En las preocupaciones ambientales, el tema tampoco es menor, pues la ruta del Tren pasaría por 49 zonas arqueológicas bajo resguardo del Instituto Nacional de Antropología e Historia, 15 áreas naturales protegidas de carácter federal, 20 áreas naturales protegidas de carácter estatal, 24 humedales reconocidos como sitios Ramsar y 24 áreas destinadas voluntariamente a la conservación.

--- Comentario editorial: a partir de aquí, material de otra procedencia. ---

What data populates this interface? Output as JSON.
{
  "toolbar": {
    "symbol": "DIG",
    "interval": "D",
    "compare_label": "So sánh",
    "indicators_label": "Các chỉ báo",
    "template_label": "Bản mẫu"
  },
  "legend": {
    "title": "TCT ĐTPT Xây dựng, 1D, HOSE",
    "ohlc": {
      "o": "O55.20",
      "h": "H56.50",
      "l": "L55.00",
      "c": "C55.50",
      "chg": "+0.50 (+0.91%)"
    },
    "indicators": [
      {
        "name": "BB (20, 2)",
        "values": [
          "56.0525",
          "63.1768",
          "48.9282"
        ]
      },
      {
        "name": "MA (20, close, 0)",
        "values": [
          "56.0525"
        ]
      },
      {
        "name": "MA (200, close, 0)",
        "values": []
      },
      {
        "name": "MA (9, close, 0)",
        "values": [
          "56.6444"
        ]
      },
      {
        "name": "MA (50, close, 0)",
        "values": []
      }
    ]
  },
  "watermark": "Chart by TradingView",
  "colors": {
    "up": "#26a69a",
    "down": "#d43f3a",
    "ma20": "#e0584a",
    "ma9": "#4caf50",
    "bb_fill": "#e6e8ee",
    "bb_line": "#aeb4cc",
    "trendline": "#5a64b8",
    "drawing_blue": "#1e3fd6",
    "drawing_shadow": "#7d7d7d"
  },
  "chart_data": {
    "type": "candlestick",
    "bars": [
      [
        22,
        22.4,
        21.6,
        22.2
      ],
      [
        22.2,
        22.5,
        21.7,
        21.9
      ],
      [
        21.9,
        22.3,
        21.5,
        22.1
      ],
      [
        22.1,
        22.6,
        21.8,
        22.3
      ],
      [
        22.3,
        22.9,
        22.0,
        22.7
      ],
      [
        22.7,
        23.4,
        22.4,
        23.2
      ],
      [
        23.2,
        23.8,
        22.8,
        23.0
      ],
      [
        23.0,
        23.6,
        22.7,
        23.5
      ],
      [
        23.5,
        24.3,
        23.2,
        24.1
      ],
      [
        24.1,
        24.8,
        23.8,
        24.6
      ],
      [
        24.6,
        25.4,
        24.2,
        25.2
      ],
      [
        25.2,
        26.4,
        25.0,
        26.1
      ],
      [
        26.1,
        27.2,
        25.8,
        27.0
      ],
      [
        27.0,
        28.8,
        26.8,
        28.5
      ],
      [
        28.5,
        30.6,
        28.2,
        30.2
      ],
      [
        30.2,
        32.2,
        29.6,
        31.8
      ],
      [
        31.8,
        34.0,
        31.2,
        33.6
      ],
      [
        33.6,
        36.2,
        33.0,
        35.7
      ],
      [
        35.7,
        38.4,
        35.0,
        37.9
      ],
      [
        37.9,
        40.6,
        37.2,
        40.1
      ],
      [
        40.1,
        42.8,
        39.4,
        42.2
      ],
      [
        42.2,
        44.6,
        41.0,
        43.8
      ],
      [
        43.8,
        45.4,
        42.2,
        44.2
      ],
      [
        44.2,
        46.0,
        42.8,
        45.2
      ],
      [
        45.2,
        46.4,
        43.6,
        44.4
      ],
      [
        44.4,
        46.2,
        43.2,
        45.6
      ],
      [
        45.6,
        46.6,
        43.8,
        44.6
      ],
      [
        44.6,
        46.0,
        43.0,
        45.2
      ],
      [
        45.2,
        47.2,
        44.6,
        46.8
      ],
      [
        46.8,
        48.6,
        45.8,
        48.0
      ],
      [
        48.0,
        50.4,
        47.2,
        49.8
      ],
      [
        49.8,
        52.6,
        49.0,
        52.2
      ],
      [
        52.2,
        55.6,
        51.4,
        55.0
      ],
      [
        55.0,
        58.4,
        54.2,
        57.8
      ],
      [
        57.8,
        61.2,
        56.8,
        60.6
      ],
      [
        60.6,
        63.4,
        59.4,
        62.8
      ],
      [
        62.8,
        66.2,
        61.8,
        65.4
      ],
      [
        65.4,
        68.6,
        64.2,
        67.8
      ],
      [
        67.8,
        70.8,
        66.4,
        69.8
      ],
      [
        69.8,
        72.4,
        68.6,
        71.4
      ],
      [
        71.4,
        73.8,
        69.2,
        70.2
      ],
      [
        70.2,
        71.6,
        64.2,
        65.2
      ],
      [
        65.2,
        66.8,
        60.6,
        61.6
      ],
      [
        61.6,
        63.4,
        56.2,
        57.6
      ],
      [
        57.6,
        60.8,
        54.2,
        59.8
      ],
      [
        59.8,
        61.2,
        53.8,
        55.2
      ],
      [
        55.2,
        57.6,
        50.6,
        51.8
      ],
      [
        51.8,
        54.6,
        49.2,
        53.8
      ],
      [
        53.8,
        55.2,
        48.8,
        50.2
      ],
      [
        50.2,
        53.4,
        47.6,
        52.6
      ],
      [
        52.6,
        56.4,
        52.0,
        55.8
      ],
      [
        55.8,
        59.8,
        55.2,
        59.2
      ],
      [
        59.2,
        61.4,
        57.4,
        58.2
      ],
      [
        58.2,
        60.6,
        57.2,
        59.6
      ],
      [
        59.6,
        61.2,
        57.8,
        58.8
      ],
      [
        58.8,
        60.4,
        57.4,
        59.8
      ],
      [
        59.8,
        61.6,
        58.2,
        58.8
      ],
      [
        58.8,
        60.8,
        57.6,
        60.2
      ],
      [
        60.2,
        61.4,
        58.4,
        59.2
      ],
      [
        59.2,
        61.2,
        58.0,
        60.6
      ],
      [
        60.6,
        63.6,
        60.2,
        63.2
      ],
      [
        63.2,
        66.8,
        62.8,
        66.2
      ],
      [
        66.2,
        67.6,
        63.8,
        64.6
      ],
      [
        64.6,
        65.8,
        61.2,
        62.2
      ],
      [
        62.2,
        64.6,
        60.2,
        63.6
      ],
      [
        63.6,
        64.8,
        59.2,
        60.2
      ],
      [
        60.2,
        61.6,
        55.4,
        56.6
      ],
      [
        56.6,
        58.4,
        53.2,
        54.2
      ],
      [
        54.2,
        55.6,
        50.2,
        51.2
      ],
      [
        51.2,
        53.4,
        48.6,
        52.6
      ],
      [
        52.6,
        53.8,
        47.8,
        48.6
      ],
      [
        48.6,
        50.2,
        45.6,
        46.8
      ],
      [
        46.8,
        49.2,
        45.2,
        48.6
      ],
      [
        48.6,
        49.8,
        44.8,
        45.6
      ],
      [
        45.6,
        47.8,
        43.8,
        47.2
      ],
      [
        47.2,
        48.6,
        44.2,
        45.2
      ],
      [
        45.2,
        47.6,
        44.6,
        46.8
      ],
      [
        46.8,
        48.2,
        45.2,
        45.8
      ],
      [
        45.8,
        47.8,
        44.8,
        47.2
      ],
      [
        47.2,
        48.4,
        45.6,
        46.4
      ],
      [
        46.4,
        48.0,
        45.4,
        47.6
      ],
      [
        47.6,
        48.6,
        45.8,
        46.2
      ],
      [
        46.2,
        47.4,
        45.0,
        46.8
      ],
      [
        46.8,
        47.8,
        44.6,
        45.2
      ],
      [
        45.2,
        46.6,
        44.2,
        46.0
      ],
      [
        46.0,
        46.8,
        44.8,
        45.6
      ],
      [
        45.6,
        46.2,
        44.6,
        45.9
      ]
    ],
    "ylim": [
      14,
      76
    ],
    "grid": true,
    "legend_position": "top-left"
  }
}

Los daños se darían, sobre todo, y como varios colectivos le han señalado al presidente desde meses atrás, a la reserva de la biósfera Calakmul y el área sujeta a conservación ecológica Balam-Kú y Balam Kin.

Por si fuera poco, 56% de la superficie de los estados de Campeche, Yucatán y Quintana Roo es propiedad social y está compuesta por más de 1,406 núcleos agrarios, de los cuales casi 100% corresponde a ejidos.

Por último, el instituto propone al gobierno federal incluir a la población en mecanismos de consulta regulares desde la etapa de planeación del proyecto, con lo que el Gobierno podrá gestionar de mejor forma diversos riesgos sociales; incorporar actividades distintas al turismo en la planeación de la obra; asegurar que las líneas se construyan en tramos urbanos, densamente poblados y cortos; obtenerla totalidad de los derechos de vía de los tres tramos antes de iniciar la obra y evaluar el costo de oportunidad de otros proyectos que puedan generar un mayor beneficio a la sociedad, un ejemplo de esto podría ser el Ferrocarril Transístmico.